In the EDA_Solution.ipynb file, I explore and analyze a real estate transaction dataset to uncover insights, identify patterns, and prepare the data for building a predictive pricing model.

Click to see details
  • Mounting Google Drive in Google Colab: Access files stored in Google Drive to enable seamless data loading.
  • Importing Libraries and Loading the Dataset:
    • Import the necessary Python libraries:
      • NumPy for numerical computing.
      • Pandas for data manipulation.
      • Matplotlib for visualization.
      • Seaborn for enhanced visualization.
    • Load the real_estate.csv file into a DataFrame.
  • Displaying Basic Dataset Information:
    • Print the dataset using .head() to view the first five rows.
    • Display the last five rows of the dataset.
    • Check the dataset's dimensions using the .shape attribute.
  • Exploring Feature Data Types:
    • Print the column data types using .dtypes.
  • Plotting Feature Distributions:
    • Use Seaborn's Pairplot to display distributions of numeric features.
    • Plot a histogram grid using the same method.
  • Displaying Formal Summary Statistics:
    • Summarize numerical features with the .describe() function.
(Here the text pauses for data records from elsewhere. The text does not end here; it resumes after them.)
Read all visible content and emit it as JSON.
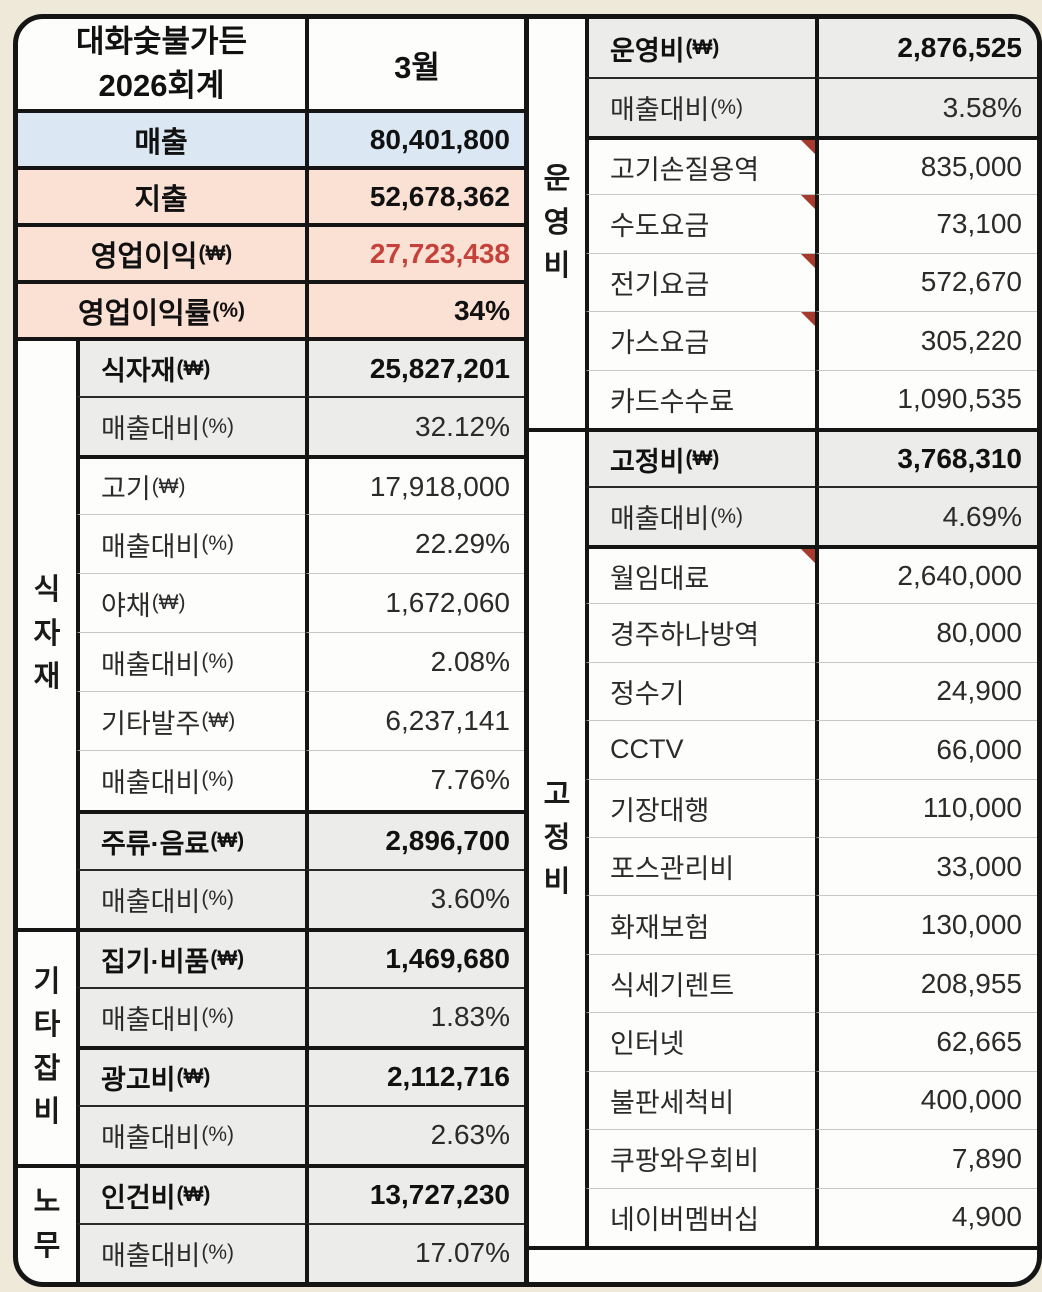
{
  "title": {
    "org": "대화숯불가든",
    "fiscal": "2026회계",
    "month": "3월"
  },
  "colors": {
    "background": "#efe9da",
    "sales_fill": "#dbe8f4",
    "expense_fill": "#fbe0d4",
    "header_fill": "#ececea",
    "profit_red": "#c5423b",
    "comment_indicator_red": "#a53a2d",
    "border_black": "#151515"
  },
  "left_table": {
    "summary": [
      {
        "label": "매출",
        "suffix": "",
        "value": "80,401,800"
      },
      {
        "label": "지출",
        "suffix": "",
        "value": "52,678,362"
      },
      {
        "label": "영업이익",
        "suffix": "(₩)",
        "value": "27,723,438"
      },
      {
        "label": "영업이익률",
        "suffix": "(%)",
        "value": "34%"
      }
    ],
    "sections": [
      {
        "group": "식\n자\n재",
        "rows": [
          {
            "label": "식자재",
            "suffix": "(₩)",
            "value": "25,827,201"
          },
          {
            "label": "매출대비",
            "suffix": "(%)",
            "value": "32.12%"
          },
          {
            "label": "고기",
            "suffix": "(₩)",
            "value": "17,918,000"
          },
          {
            "label": "매출대비",
            "suffix": "(%)",
            "value": "22.29%"
          },
          {
            "label": "야채",
            "suffix": "(₩)",
            "value": "1,672,060"
          },
          {
            "label": "매출대비",
            "suffix": "(%)",
            "value": "2.08%"
          },
          {
            "label": "기타발주",
            "suffix": "(₩)",
            "value": "6,237,141"
          },
          {
            "label": "매출대비",
            "suffix": "(%)",
            "value": "7.76%"
          },
          {
            "label": "주류·음료",
            "suffix": "(₩)",
            "value": "2,896,700"
          },
          {
            "label": "매출대비",
            "suffix": "(%)",
            "value": "3.60%"
          }
        ]
      },
      {
        "group": "기\n타\n잡\n비",
        "rows": [
          {
            "label": "집기·비품",
            "suffix": "(₩)",
            "value": "1,469,680"
          },
          {
            "label": "매출대비",
            "suffix": "(%)",
            "value": "1.83%"
          },
          {
            "label": "광고비",
            "suffix": "(₩)",
            "value": "2,112,716"
          },
          {
            "label": "매출대비",
            "suffix": "(%)",
            "value": "2.63%"
          }
        ]
      },
      {
        "group": "노\n무",
        "rows": [
          {
            "label": "인건비",
            "suffix": "(₩)",
            "value": "13,727,230"
          },
          {
            "label": "매출대비",
            "suffix": "(%)",
            "value": "17.07%"
          }
        ]
      }
    ]
  },
  "right_table": {
    "sections": [
      {
        "group": "운\n영\n비",
        "rows": [
          {
            "label": "운영비",
            "suffix": "(₩)",
            "value": "2,876,525"
          },
          {
            "label": "매출대비",
            "suffix": "(%)",
            "value": "3.58%"
          },
          {
            "label": "고기손질용역",
            "suffix": "",
            "value": "835,000"
          },
          {
            "label": "수도요금",
            "suffix": "",
            "value": "73,100"
          },
          {
            "label": "전기요금",
            "suffix": "",
            "value": "572,670"
          },
          {
            "label": "가스요금",
            "suffix": "",
            "value": "305,220"
          },
          {
            "label": "카드수수료",
            "suffix": "",
            "value": "1,090,535"
          }
        ]
      },
      {
        "group": "고\n정\n비",
        "rows": [
          {
            "label": "고정비",
            "suffix": "(₩)",
            "value": "3,768,310"
          },
          {
            "label": "매출대비",
            "suffix": "(%)",
            "value": "4.69%"
          },
          {
            "label": "월임대료",
            "suffix": "",
            "value": "2,640,000"
          },
          {
            "label": "경주하나방역",
            "suffix": "",
            "value": "80,000"
          },
          {
            "label": "정수기",
            "suffix": "",
            "value": "24,900"
          },
          {
            "label": "CCTV",
            "suffix": "",
            "value": "66,000"
          },
          {
            "label": "기장대행",
            "suffix": "",
            "value": "110,000"
          },
          {
            "label": "포스관리비",
            "suffix": "",
            "value": "33,000"
          },
          {
            "label": "화재보험",
            "suffix": "",
            "value": "130,000"
          },
          {
            "label": "식세기렌트",
            "suffix": "",
            "value": "208,955"
          },
          {
            "label": "인터넷",
            "suffix": "",
            "value": "62,665"
          },
          {
            "label": "불판세척비",
            "suffix": "",
            "value": "400,000"
          },
          {
            "label": "쿠팡와우회비",
            "suffix": "",
            "value": "7,890"
          },
          {
            "label": "네이버멤버십",
            "suffix": "",
            "value": "4,900"
          }
        ]
      }
    ]
  }
}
    • Summarize non-numerical features using .describe(include='object').
    • Observe missing values in the dataset.
  • Exploring Segmentations:
    • Use segmentation to observe the relationship between categorical and numeric features:
      • Plot a box plot of sqft by property_type using Seaborn.
      • Plot a box plot of price by property_type using Seaborn.
  • Analyzing Correlations:
    • Calculate correlations between numeric features using the .corr(numeric_only=True) function.
  • Visualizing Correlation Grids:
    • Plot a heatmap of annotated correlations using Seaborn.
  • Observing Minimum Lot Size:
    • Use .loc to filter lot_size for properties of type Condo.
    • Use .loc to filter lot_size for properties of type Bungalow.

This project creates a regression model to predict property transaction prices with a mean absolute error (MAE) of under $70,000, providing a data-driven alternative to traditional appraisal methods.